Na dnie morskim coraz
częściej zauważa się zatopione gazy bojowe po I i II wojnie światowej (strefa Zatoki Duńskiej). Uwolniony gaz w kontakcie z wodą rozkłada się stanowiąc poważne zagrożenie dla ludzi i innych organizmów
żywych. Innym poważnym zagrożeniem są elektrownie jądrowe, składowiska odpadów radioaktywnych (Estonia), porty okrętów podwodnych o napędzie atomowym (Paldiski - ok. 60 km na zach. od Tallina).
Jaka będzie przyszłość Morza Bałtyckiego? Pomimo starań państw położonych nad Bałtykiem, stan czystości morza w niewielkim stopniu uległ poprawie.
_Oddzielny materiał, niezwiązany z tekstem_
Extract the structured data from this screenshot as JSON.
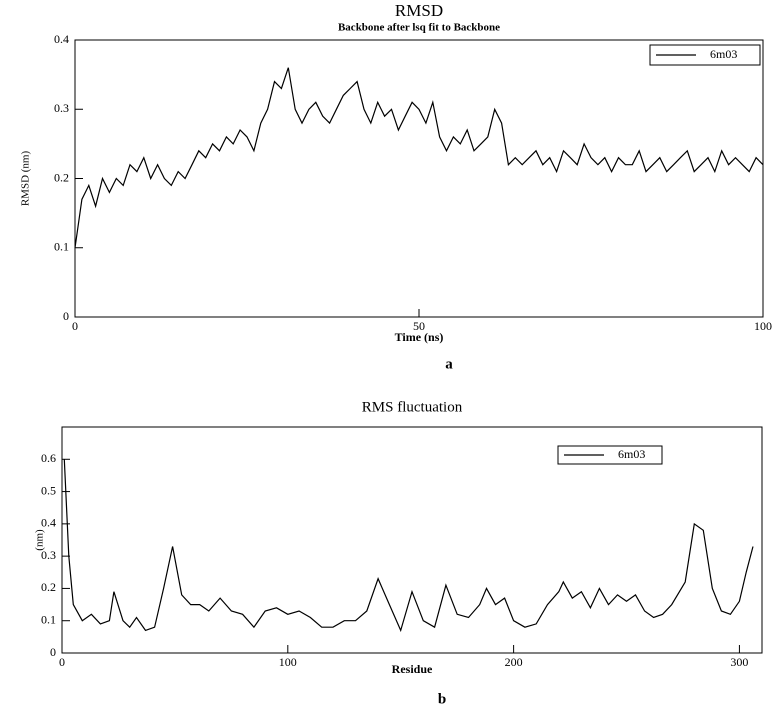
{
  "chart_data": [
    {
      "type": "line",
      "title": "RMSD",
      "subtitle": "Backbone after lsq fit to Backbone",
      "x_label": "Time (ns)",
      "y_label": "RMSD (nm)",
      "panel_label": "a",
      "x": [
        0,
        1,
        2,
        3,
        4,
        5,
        6,
        7,
        8,
        9,
        10,
        11,
        12,
        13,
        14,
        15,
        16,
        17,
        18,
        19,
        20,
        21,
        22,
        23,
        24,
        25,
        26,
        27,
        28,
        29,
        30,
        31,
        32,
        33,
        34,
        35,
        36,
        37,
        38,
        39,
        40,
        41,
        42,
        43,
        44,
        45,
        46,
        47,
        48,
        49,
        50,
        51,
        52,
        53,
        54,
        55,
        56,
        57,
        58,
        59,
        60,
        61,
        62,
        63,
        64,
        65,
        66,
        67,
        68,
        69,
        70,
        71,
        72,
        73,
        74,
        75,
        76,
        77,
        78,
        79,
        80,
        81,
        82,
        83,
        84,
        85,
        86,
        87,
        88,
        89,
        90,
        91,
        92,
        93,
        94,
        95,
        96,
        97,
        98,
        99,
        100
      ],
      "series": [
        {
          "name": "6m03",
          "color": "#000000",
          "values": [
            0.1,
            0.17,
            0.19,
            0.16,
            0.2,
            0.18,
            0.2,
            0.19,
            0.22,
            0.21,
            0.23,
            0.2,
            0.22,
            0.2,
            0.19,
            0.21,
            0.2,
            0.22,
            0.24,
            0.23,
            0.25,
            0.24,
            0.26,
            0.25,
            0.27,
            0.26,
            0.24,
            0.28,
            0.3,
            0.34,
            0.33,
            0.36,
            0.3,
            0.28,
            0.3,
            0.31,
            0.29,
            0.28,
            0.3,
            0.32,
            0.33,
            0.34,
            0.3,
            0.28,
            0.31,
            0.29,
            0.3,
            0.27,
            0.29,
            0.31,
            0.3,
            0.28,
            0.31,
            0.26,
            0.24,
            0.26,
            0.25,
            0.27,
            0.24,
            0.25,
            0.26,
            0.3,
            0.28,
            0.22,
            0.23,
            0.22,
            0.23,
            0.24,
            0.22,
            0.23,
            0.21,
            0.24,
            0.23,
            0.22,
            0.25,
            0.23,
            0.22,
            0.23,
            0.21,
            0.23,
            0.22,
            0.22,
            0.24,
            0.21,
            0.22,
            0.23,
            0.21,
            0.22,
            0.23,
            0.24,
            0.21,
            0.22,
            0.23,
            0.21,
            0.24,
            0.22,
            0.23,
            0.22,
            0.21,
            0.23,
            0.22
          ]
        }
      ],
      "xlim": [
        0,
        100
      ],
      "xticks": [
        0,
        50,
        100
      ],
      "ylim": [
        0,
        0.4
      ],
      "yticks": [
        0,
        0.1,
        0.2,
        0.3,
        0.4
      ]
    },
    {
      "type": "line",
      "title": "RMS fluctuation",
      "x_label": "Residue",
      "y_label": "(nm)",
      "panel_label": "b",
      "x": [
        1,
        3,
        5,
        9,
        13,
        17,
        21,
        23,
        27,
        30,
        33,
        37,
        41,
        45,
        49,
        53,
        57,
        61,
        65,
        70,
        75,
        80,
        85,
        90,
        95,
        100,
        105,
        110,
        115,
        120,
        125,
        130,
        135,
        140,
        145,
        150,
        155,
        160,
        165,
        170,
        175,
        180,
        185,
        188,
        192,
        196,
        200,
        205,
        210,
        215,
        220,
        222,
        226,
        230,
        234,
        238,
        242,
        246,
        250,
        254,
        258,
        262,
        266,
        270,
        276,
        280,
        284,
        288,
        292,
        296,
        300,
        303,
        306
      ],
      "series": [
        {
          "name": "6m03",
          "color": "#000000",
          "values": [
            0.6,
            0.3,
            0.15,
            0.1,
            0.12,
            0.09,
            0.1,
            0.19,
            0.1,
            0.08,
            0.11,
            0.07,
            0.08,
            0.2,
            0.33,
            0.18,
            0.15,
            0.15,
            0.13,
            0.17,
            0.13,
            0.12,
            0.08,
            0.13,
            0.14,
            0.12,
            0.13,
            0.11,
            0.08,
            0.08,
            0.1,
            0.1,
            0.13,
            0.23,
            0.15,
            0.07,
            0.19,
            0.1,
            0.08,
            0.21,
            0.12,
            0.11,
            0.15,
            0.2,
            0.15,
            0.17,
            0.1,
            0.08,
            0.09,
            0.15,
            0.19,
            0.22,
            0.17,
            0.19,
            0.14,
            0.2,
            0.15,
            0.18,
            0.16,
            0.18,
            0.13,
            0.11,
            0.12,
            0.15,
            0.22,
            0.4,
            0.38,
            0.2,
            0.13,
            0.12,
            0.16,
            0.25,
            0.33
          ]
        }
      ],
      "xlim": [
        0,
        310
      ],
      "xticks": [
        0,
        100,
        200,
        300
      ],
      "ylim": [
        0,
        0.7
      ],
      "yticks": [
        0,
        0.1,
        0.2,
        0.3,
        0.4,
        0.5,
        0.6
      ]
    }
  ]
}
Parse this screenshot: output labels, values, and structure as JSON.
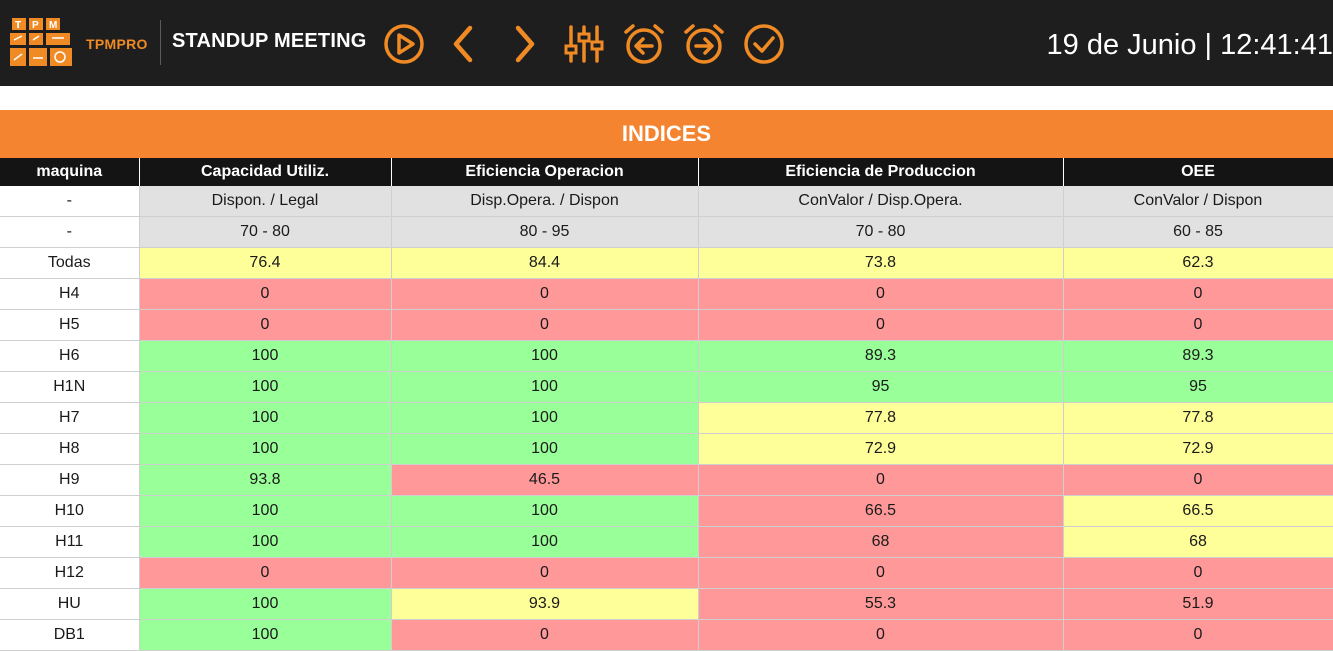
{
  "header": {
    "logo_text": "TPM",
    "brand": "TPMPRO",
    "title": "STANDUP MEETING",
    "clock": "19 de Junio | 12:41:41",
    "accent_color": "#f08a24",
    "buttons": [
      {
        "name": "play-button",
        "icon": "play-circle-icon"
      },
      {
        "name": "previous-button",
        "icon": "chevron-left-icon"
      },
      {
        "name": "next-button",
        "icon": "chevron-right-icon"
      },
      {
        "name": "filters-button",
        "icon": "sliders-icon"
      },
      {
        "name": "alarm-back-button",
        "icon": "alarm-arrow-left-icon"
      },
      {
        "name": "alarm-forward-button",
        "icon": "alarm-arrow-right-icon"
      },
      {
        "name": "confirm-button",
        "icon": "check-circle-icon"
      }
    ]
  },
  "panel": {
    "title": "INDICES"
  },
  "table": {
    "columns": [
      "maquina",
      "Capacidad Utiliz.",
      "Eficiencia Operacion",
      "Eficiencia de Produccion",
      "OEE"
    ],
    "formula_row": [
      "-",
      "Dispon. / Legal",
      "Disp.Opera. / Dispon",
      "ConValor / Disp.Opera.",
      "ConValor / Dispon"
    ],
    "range_row": [
      "-",
      "70 - 80",
      "80 - 95",
      "70 - 80",
      "60 - 85"
    ],
    "rows": [
      {
        "machine": "Todas",
        "cells": [
          {
            "v": "76.4",
            "s": "yellow"
          },
          {
            "v": "84.4",
            "s": "yellow"
          },
          {
            "v": "73.8",
            "s": "yellow"
          },
          {
            "v": "62.3",
            "s": "yellow"
          }
        ]
      },
      {
        "machine": "H4",
        "cells": [
          {
            "v": "0",
            "s": "red"
          },
          {
            "v": "0",
            "s": "red"
          },
          {
            "v": "0",
            "s": "red"
          },
          {
            "v": "0",
            "s": "red"
          }
        ]
      },
      {
        "machine": "H5",
        "cells": [
          {
            "v": "0",
            "s": "red"
          },
          {
            "v": "0",
            "s": "red"
          },
          {
            "v": "0",
            "s": "red"
          },
          {
            "v": "0",
            "s": "red"
          }
        ]
      },
      {
        "machine": "H6",
        "cells": [
          {
            "v": "100",
            "s": "green"
          },
          {
            "v": "100",
            "s": "green"
          },
          {
            "v": "89.3",
            "s": "green"
          },
          {
            "v": "89.3",
            "s": "green"
          }
        ]
      },
      {
        "machine": "H1N",
        "cells": [
          {
            "v": "100",
            "s": "green"
          },
          {
            "v": "100",
            "s": "green"
          },
          {
            "v": "95",
            "s": "green"
          },
          {
            "v": "95",
            "s": "green"
          }
        ]
      },
      {
        "machine": "H7",
        "cells": [
          {
            "v": "100",
            "s": "green"
          },
          {
            "v": "100",
            "s": "green"
          },
          {
            "v": "77.8",
            "s": "yellow"
          },
          {
            "v": "77.8",
            "s": "yellow"
          }
        ]
      },
      {
        "machine": "H8",
        "cells": [
          {
            "v": "100",
            "s": "green"
          },
          {
            "v": "100",
            "s": "green"
          },
          {
            "v": "72.9",
            "s": "yellow"
          },
          {
            "v": "72.9",
            "s": "yellow"
          }
        ]
      },
      {
        "machine": "H9",
        "cells": [
          {
            "v": "93.8",
            "s": "green"
          },
          {
            "v": "46.5",
            "s": "red"
          },
          {
            "v": "0",
            "s": "red"
          },
          {
            "v": "0",
            "s": "red"
          }
        ]
      },
      {
        "machine": "H10",
        "cells": [
          {
            "v": "100",
            "s": "green"
          },
          {
            "v": "100",
            "s": "green"
          },
          {
            "v": "66.5",
            "s": "red"
          },
          {
            "v": "66.5",
            "s": "yellow"
          }
        ]
      },
      {
        "machine": "H11",
        "cells": [
          {
            "v": "100",
            "s": "green"
          },
          {
            "v": "100",
            "s": "green"
          },
          {
            "v": "68",
            "s": "red"
          },
          {
            "v": "68",
            "s": "yellow"
          }
        ]
      },
      {
        "machine": "H12",
        "cells": [
          {
            "v": "0",
            "s": "red"
          },
          {
            "v": "0",
            "s": "red"
          },
          {
            "v": "0",
            "s": "red"
          },
          {
            "v": "0",
            "s": "red"
          }
        ]
      },
      {
        "machine": "HU",
        "cells": [
          {
            "v": "100",
            "s": "green"
          },
          {
            "v": "93.9",
            "s": "yellow"
          },
          {
            "v": "55.3",
            "s": "red"
          },
          {
            "v": "51.9",
            "s": "red"
          }
        ]
      },
      {
        "machine": "DB1",
        "cells": [
          {
            "v": "100",
            "s": "green"
          },
          {
            "v": "0",
            "s": "red"
          },
          {
            "v": "0",
            "s": "red"
          },
          {
            "v": "0",
            "s": "red"
          }
        ]
      }
    ]
  }
}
Warunkiem poprawy tego stanu musi być ograniczenie
emisji zanieczyszczeń w zlewisku Bałtyku przynajmniej o 50 proc. Wiąże się to ze zmianami technologii w przemyśle, z ograniczeniem stosowania środków ochrony roślin i nawozów, wprowadzeniem recyklingu
zanieczyszczeń, budowy oczyszczalni (tak jak to miało miejsce w rejonie Zatoki Puckiej). Stopniowa rekultywacja zanieczyszczonych i zdegradowanych stref brzegowych, a także wykorzystanie odpadów i
surowców wtórnych oraz ograniczenie odpływu zanieczyszczeń toksycznych, po kilku latach będą przynosić oczekiwane efekty.